Member of the KwaZulu-Natal Legislature
- In office May 2009 – May 2014

Member of the National Assembly
- In office 14 November 2008 – May 2009

Personal details
- Born: 1942 Highflats, Natal Province Union of South Africa
- Died: 2023 (aged 80–81)
- Citizenship: South Africa
- Party: African National Congress

= Doris Sikosana =

South African politician (1942–2023)

Ntombizodwa Doris Sikosana (1942–2023), also spelled Sikhosana, was a South African politician and former anti-apartheid activist from KwaZulu-Natal. She represented the African National Congress (ANC) in the National Assembly from 2008 to 2009 and in the KwaZulu-Natal Legislature from 2009 to 2014.

== Political career ==
Sikosana was born in 1942 in Highflats in the former Natal Province. During apartheid, she was a member of the ANC underground and later joined the party in exile. After the ANC was unbanned in 1990, she was elected to the National Executive Committee of the ANC Women's League.

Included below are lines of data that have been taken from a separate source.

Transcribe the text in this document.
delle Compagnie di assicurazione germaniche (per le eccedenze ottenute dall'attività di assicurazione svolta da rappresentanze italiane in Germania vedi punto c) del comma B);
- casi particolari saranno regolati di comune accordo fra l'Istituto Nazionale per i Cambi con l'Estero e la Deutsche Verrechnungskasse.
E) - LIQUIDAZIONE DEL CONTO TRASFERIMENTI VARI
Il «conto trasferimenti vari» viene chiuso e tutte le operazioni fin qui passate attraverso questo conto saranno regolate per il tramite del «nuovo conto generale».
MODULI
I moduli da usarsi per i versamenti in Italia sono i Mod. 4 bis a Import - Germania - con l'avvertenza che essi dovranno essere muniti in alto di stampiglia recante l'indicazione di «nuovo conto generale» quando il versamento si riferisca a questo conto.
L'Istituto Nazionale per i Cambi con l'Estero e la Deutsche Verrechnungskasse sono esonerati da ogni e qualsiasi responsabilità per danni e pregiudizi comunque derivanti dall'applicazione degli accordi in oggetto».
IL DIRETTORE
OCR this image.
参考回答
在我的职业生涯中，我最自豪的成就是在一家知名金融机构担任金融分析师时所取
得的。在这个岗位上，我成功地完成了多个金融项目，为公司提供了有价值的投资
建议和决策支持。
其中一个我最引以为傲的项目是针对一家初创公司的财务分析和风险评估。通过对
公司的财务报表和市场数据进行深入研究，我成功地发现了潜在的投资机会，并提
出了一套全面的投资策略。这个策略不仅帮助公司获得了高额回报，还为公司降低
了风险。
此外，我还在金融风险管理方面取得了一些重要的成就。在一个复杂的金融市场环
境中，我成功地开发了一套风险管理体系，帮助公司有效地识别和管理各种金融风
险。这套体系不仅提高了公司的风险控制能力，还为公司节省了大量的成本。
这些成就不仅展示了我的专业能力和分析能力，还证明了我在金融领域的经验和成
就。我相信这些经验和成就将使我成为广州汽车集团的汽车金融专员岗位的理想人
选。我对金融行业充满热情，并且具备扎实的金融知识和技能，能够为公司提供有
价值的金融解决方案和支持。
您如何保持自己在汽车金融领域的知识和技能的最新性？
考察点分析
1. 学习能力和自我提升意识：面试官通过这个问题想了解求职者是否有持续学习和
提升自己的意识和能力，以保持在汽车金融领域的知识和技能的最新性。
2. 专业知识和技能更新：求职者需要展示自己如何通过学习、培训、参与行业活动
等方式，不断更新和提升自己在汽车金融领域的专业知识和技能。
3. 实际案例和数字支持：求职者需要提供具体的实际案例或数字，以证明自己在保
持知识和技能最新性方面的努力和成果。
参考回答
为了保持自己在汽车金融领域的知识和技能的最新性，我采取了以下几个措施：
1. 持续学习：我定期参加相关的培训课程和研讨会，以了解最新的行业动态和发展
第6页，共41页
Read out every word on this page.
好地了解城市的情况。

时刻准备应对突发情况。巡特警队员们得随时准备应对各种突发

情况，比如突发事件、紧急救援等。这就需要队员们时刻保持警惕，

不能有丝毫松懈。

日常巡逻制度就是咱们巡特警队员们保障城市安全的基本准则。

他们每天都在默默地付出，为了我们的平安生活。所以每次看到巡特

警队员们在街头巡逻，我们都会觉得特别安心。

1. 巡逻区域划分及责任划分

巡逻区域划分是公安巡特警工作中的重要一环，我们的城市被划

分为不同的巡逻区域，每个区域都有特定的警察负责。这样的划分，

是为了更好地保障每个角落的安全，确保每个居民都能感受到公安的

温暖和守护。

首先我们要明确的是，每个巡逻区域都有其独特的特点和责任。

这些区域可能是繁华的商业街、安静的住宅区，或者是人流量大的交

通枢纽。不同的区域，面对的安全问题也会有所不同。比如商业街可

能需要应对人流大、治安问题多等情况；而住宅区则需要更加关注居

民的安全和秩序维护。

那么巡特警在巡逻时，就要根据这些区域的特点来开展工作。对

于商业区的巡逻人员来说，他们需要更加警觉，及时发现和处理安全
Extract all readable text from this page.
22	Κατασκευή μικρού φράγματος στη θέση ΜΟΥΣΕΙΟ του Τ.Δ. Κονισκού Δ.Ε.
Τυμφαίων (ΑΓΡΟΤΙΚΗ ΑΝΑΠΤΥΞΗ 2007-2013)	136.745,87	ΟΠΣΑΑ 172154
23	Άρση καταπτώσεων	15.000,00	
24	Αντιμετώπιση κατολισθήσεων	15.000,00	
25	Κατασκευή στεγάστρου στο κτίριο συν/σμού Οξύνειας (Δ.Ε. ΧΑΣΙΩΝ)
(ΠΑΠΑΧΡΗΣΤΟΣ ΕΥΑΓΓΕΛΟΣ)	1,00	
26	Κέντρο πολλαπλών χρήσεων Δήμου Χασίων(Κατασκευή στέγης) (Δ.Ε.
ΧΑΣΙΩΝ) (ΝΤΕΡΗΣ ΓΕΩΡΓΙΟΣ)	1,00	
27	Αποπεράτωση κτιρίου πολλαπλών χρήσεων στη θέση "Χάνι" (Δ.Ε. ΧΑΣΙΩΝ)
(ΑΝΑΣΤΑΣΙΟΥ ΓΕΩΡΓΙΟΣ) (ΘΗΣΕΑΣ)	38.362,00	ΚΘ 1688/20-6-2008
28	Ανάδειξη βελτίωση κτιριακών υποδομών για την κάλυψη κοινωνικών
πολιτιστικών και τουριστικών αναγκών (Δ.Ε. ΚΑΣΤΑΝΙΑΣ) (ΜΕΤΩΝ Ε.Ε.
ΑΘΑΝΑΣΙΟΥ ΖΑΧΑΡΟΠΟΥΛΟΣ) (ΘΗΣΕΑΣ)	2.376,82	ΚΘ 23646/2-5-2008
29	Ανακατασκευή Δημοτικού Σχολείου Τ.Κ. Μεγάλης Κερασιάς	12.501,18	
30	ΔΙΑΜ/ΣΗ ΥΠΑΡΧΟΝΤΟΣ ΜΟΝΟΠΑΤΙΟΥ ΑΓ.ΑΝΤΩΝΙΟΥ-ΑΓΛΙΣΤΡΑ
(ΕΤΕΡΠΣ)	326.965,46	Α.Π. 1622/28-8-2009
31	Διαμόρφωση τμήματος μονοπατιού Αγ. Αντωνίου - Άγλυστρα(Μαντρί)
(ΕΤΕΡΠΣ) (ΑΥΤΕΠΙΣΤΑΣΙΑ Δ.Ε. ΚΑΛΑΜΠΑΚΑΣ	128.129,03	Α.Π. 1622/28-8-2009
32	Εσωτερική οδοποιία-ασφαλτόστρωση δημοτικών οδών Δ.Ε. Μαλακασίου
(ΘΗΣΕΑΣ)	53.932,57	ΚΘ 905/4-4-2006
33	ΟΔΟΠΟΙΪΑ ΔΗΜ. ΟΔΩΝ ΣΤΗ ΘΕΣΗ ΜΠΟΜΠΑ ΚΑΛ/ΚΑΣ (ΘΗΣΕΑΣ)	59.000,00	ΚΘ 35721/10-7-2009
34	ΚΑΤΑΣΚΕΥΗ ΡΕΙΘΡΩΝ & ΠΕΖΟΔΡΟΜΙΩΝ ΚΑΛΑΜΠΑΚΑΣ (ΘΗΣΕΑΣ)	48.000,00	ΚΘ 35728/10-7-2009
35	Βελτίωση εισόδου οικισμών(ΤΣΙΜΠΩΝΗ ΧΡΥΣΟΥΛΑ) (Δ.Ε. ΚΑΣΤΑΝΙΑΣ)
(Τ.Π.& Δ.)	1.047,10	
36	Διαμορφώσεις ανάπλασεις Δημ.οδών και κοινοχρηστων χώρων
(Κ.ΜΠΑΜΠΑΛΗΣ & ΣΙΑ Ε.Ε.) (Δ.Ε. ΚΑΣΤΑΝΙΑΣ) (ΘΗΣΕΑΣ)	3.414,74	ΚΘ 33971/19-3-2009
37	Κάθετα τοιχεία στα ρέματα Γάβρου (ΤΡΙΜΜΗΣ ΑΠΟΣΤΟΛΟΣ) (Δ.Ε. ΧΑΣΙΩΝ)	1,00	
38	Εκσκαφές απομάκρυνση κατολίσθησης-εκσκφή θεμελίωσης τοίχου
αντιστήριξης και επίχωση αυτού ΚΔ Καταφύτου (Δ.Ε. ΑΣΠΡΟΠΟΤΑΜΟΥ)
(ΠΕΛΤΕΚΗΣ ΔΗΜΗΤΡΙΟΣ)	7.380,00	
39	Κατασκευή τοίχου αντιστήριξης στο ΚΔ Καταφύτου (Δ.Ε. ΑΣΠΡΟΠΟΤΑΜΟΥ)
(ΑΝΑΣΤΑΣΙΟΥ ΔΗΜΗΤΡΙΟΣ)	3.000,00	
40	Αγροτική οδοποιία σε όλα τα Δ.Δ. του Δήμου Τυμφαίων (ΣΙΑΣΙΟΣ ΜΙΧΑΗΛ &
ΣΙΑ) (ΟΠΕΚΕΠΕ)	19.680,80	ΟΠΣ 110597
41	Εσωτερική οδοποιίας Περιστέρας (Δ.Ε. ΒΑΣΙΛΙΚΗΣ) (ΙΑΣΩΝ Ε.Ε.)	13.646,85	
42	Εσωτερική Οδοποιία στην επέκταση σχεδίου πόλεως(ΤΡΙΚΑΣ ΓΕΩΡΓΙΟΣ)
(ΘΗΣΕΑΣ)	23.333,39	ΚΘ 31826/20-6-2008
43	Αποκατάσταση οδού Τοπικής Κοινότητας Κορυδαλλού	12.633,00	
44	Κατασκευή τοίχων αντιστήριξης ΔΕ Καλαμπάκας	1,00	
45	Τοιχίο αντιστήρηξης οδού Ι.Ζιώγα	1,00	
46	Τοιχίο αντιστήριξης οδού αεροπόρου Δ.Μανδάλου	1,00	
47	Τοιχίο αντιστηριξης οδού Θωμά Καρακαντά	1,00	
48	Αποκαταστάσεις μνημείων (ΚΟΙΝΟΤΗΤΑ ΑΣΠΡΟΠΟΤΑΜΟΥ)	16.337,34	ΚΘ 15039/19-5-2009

She was sworn in to the National Assembly on 14 November 2008 amid the wave of resignations that followed Thabo Mbeki's ousting from the Presidency; she replaced former cabinet minister Aziz Pahad. In the next year's general election, she was elected to an ANC seat in the KwaZulu-Natal Legislature.

== Personal life and death ==
Sikosana had two sons, Thulasizwe and Funizwe. She died in 2023 and was granted a special official provincial funeral, which included speeches by Nkosazana Dlamini-Zuma, Vusi Dube, Zweli Mkhize, and Lungi Gcabashe.